Polonium trioxide
- Names: Systematic IUPAC name Polonium trioxide

Identifiers
- CAS Number: 12143-28-1;
- 3D model (JSmol): Interactive image;

Properties
- Chemical formula: PoO_{3}
- Molar mass: 256.98 g/mol

= Polonium trioxide =

Chemical compound

Polonium trioxide (also known as polonium(VI) oxide) is a chemical compound with the formula PoO_{3}. It is one of three oxides of polonium, the other two being polonium monoxide (PoO) and polonium dioxide (PoO_{2}). It is an interchalcogen that has so far only been detected in trace amounts.

==Preparation==
It has been reported that trace quantities of polonium trioxide form during the anodic deposition of polonium from acidic solutions. Although there is no experimental evidence for this, the fact that the deposit dissolves in hydrogen peroxide suggests that it contains polonium in a high oxidation state. It has been predicted that polonium trioxide may be formed by heating polonium dioxide and chromium trioxide together in air.

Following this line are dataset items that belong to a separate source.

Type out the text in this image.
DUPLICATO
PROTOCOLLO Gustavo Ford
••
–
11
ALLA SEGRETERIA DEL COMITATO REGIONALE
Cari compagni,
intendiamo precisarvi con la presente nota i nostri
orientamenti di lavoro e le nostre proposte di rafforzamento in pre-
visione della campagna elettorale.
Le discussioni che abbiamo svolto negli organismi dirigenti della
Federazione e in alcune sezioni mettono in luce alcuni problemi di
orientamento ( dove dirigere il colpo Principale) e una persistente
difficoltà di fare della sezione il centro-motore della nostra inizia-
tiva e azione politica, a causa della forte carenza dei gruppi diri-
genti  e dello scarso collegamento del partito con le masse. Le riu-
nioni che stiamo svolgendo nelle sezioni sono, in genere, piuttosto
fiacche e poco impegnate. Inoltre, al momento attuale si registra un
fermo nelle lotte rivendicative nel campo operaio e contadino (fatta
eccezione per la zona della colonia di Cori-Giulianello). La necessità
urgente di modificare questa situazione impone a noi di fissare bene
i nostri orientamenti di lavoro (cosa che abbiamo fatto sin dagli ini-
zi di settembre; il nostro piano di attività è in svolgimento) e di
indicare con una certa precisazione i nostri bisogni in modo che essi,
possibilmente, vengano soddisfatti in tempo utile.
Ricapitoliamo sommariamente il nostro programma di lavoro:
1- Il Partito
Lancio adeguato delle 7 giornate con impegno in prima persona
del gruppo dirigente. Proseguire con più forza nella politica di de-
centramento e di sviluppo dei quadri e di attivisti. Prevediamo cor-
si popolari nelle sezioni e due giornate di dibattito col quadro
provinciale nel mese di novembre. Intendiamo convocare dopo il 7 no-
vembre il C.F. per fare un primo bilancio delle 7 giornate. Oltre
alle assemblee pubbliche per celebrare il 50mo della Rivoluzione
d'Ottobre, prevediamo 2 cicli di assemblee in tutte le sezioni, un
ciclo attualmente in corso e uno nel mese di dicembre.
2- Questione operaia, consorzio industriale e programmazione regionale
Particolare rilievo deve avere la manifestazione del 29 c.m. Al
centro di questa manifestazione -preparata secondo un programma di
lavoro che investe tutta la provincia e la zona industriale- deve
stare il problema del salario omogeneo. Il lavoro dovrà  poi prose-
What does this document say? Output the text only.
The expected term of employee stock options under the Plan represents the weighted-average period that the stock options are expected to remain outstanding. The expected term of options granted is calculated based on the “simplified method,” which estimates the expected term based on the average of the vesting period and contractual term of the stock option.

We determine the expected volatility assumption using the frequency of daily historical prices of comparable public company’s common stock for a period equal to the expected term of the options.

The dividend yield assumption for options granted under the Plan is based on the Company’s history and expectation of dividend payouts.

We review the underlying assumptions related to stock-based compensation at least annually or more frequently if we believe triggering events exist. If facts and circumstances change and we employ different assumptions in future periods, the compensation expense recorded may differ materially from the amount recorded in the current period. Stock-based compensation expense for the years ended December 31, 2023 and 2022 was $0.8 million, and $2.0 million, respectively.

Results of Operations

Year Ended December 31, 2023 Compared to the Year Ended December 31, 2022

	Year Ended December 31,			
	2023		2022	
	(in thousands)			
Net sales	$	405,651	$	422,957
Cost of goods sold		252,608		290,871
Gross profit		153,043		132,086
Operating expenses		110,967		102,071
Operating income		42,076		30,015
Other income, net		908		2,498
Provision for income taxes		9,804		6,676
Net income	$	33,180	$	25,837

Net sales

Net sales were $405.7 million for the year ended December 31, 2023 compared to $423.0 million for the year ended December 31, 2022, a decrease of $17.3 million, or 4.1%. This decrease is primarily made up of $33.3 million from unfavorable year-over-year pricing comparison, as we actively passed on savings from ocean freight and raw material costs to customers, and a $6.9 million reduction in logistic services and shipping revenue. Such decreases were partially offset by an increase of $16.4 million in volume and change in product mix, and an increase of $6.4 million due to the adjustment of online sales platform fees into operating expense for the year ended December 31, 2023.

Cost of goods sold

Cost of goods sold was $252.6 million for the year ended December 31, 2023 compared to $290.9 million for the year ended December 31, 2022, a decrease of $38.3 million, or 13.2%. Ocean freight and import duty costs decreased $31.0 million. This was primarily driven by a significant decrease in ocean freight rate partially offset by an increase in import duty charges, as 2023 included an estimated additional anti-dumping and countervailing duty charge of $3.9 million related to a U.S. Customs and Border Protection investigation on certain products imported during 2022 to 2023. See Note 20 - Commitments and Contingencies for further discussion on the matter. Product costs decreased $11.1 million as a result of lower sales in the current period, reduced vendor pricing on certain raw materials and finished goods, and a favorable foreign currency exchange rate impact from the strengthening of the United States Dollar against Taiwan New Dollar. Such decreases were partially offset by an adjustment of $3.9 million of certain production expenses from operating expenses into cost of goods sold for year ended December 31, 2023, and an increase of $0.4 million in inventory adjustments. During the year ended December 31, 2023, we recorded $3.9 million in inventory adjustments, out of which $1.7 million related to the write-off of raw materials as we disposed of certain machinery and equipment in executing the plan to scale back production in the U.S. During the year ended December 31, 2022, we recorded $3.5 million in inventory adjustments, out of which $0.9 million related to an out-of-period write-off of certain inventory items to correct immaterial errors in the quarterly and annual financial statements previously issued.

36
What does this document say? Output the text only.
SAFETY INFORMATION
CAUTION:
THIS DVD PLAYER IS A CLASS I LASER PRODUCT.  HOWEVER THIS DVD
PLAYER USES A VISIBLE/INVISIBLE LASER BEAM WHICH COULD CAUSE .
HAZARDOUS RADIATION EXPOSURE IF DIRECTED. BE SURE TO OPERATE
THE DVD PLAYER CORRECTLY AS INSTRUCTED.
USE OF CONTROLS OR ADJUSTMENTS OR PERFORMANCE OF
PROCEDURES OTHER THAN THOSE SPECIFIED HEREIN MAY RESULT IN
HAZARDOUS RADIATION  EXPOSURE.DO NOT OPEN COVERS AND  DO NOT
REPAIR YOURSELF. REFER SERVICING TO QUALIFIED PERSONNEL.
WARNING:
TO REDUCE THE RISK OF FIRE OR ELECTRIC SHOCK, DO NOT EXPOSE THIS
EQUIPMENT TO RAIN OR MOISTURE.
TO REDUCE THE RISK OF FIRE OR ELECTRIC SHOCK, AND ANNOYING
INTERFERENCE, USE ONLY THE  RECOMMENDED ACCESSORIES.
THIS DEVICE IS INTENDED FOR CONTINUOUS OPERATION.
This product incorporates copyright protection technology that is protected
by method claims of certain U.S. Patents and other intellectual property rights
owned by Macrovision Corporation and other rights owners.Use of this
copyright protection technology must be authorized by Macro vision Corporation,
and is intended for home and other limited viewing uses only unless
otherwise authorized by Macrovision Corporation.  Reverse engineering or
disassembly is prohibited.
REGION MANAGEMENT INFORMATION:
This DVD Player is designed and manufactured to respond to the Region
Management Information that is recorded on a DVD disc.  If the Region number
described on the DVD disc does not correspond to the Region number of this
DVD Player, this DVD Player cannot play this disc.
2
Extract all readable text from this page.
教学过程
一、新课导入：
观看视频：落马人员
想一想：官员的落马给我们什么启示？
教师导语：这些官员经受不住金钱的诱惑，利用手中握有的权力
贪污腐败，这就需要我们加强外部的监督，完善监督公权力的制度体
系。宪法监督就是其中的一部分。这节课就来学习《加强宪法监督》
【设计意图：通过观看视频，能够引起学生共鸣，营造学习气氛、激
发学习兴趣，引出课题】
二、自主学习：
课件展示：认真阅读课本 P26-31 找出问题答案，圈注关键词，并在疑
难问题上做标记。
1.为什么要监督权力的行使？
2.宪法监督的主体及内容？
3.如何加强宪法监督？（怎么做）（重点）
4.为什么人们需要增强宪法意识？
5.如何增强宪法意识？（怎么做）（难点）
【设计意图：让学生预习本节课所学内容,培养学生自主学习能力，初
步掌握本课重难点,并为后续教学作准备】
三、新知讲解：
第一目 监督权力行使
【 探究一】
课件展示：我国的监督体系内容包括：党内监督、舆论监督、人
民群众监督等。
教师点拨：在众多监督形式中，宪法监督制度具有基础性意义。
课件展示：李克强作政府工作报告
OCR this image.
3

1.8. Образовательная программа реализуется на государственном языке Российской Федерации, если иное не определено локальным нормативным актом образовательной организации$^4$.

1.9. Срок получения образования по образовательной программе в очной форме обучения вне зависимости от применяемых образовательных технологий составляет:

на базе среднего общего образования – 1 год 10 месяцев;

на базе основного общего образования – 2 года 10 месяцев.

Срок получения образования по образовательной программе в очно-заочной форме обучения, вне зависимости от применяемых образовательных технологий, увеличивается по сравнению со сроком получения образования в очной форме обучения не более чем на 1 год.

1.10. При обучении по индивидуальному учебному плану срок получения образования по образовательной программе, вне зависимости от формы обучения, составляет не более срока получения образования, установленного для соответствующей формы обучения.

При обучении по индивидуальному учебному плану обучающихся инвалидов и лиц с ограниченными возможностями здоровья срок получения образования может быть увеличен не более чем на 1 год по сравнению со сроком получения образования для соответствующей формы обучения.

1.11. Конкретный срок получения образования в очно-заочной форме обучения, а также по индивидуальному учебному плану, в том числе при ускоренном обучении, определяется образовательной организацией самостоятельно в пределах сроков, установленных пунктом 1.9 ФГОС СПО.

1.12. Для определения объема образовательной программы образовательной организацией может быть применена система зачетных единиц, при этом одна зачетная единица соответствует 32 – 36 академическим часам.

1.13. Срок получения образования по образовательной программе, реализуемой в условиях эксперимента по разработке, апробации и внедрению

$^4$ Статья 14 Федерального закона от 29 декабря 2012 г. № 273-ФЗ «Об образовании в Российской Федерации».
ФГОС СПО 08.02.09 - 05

===Difficulty of preparation of polonium(VI) compounds===
It is very difficult to oxidize polonium beyond Po(IV); for example, the only hexahalide of polonium is the hexafluoride, PoF_{6}, and fluorine is already the most electronegative element (though polonium hexaiodide was once reportedly formed in the vapour phase, it immediately decomposed). However, the difficulty in obtaining polonium trioxide and polonates (containing the PoO_{4}^{2−} anion, analogous to sulfate, selenate, and tellurate) by direct oxidation of Po(IV) compounds may be due to the fact that polonium-210, while the most easily available isotope of polonium, is strongly radioactive. Similar work with curium shows that it is easier to achieve higher oxidation states with longer-lived isotopes; thus, it may be easier to obtain Po(VI) (especially polonium trioxide) using the longer-lived polonium-208 or polonium-209. It has been suggested that Po(VI) might be more stabilized in anions such as PoF_{8}^{2−} or PoO_{6}^{6−}, like other high oxidation states.